Abstract
Summary and conclusions
1. The mortality rate from one intravenous MLD/100 of endotoxin was reduced from 100% to 40-60% by antibiotic therapy given prior to or at the time of injecting the endotoxin. This was true even if the antibiotic was given orally and was completely non-absorbable. Therefore, endotoxins from intraintestinal bacteria are involved in the death from an intravenous MLD/100 of endotoxin. Data are given to show that antibiotics act solely as antibacterial agents, and not as anti-endotoxic agents.

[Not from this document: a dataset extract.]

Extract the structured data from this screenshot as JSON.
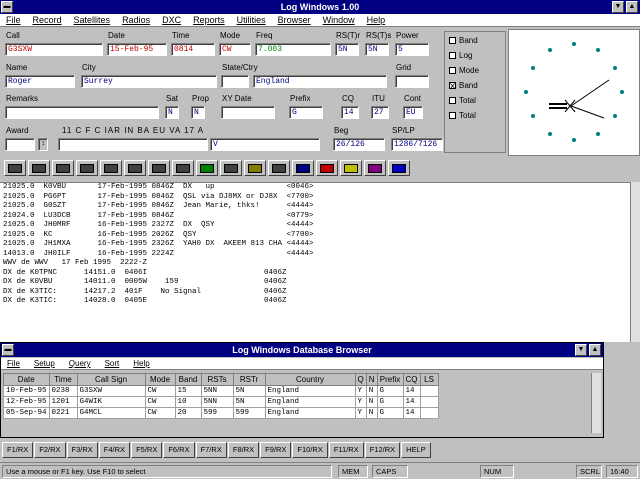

2. A sublethal intravenous dose of endotoxin promptly induced in rabbits an increased sensitivity to a supplementary fractional dose of endotoxin so that a second dose given one hour later increased the mortality from zero to 67%, even though the total of both doses, if given as a single initial dose, was not lethal. Recovery of nearly normal resistance to the second dose of endotoxin required about 4 hours. Antibiotics given with the initial dose rendered the second dose harmless; but the same antibiotics given with the second dose did not prevent death. Therefore, it is inferred that death from the second dose involved the production of additional endotoxin.
3. Reasons are given for inferring that similar phenomena operate in hemorrhagic shock and account for the development of irreversi-bility to transfusion.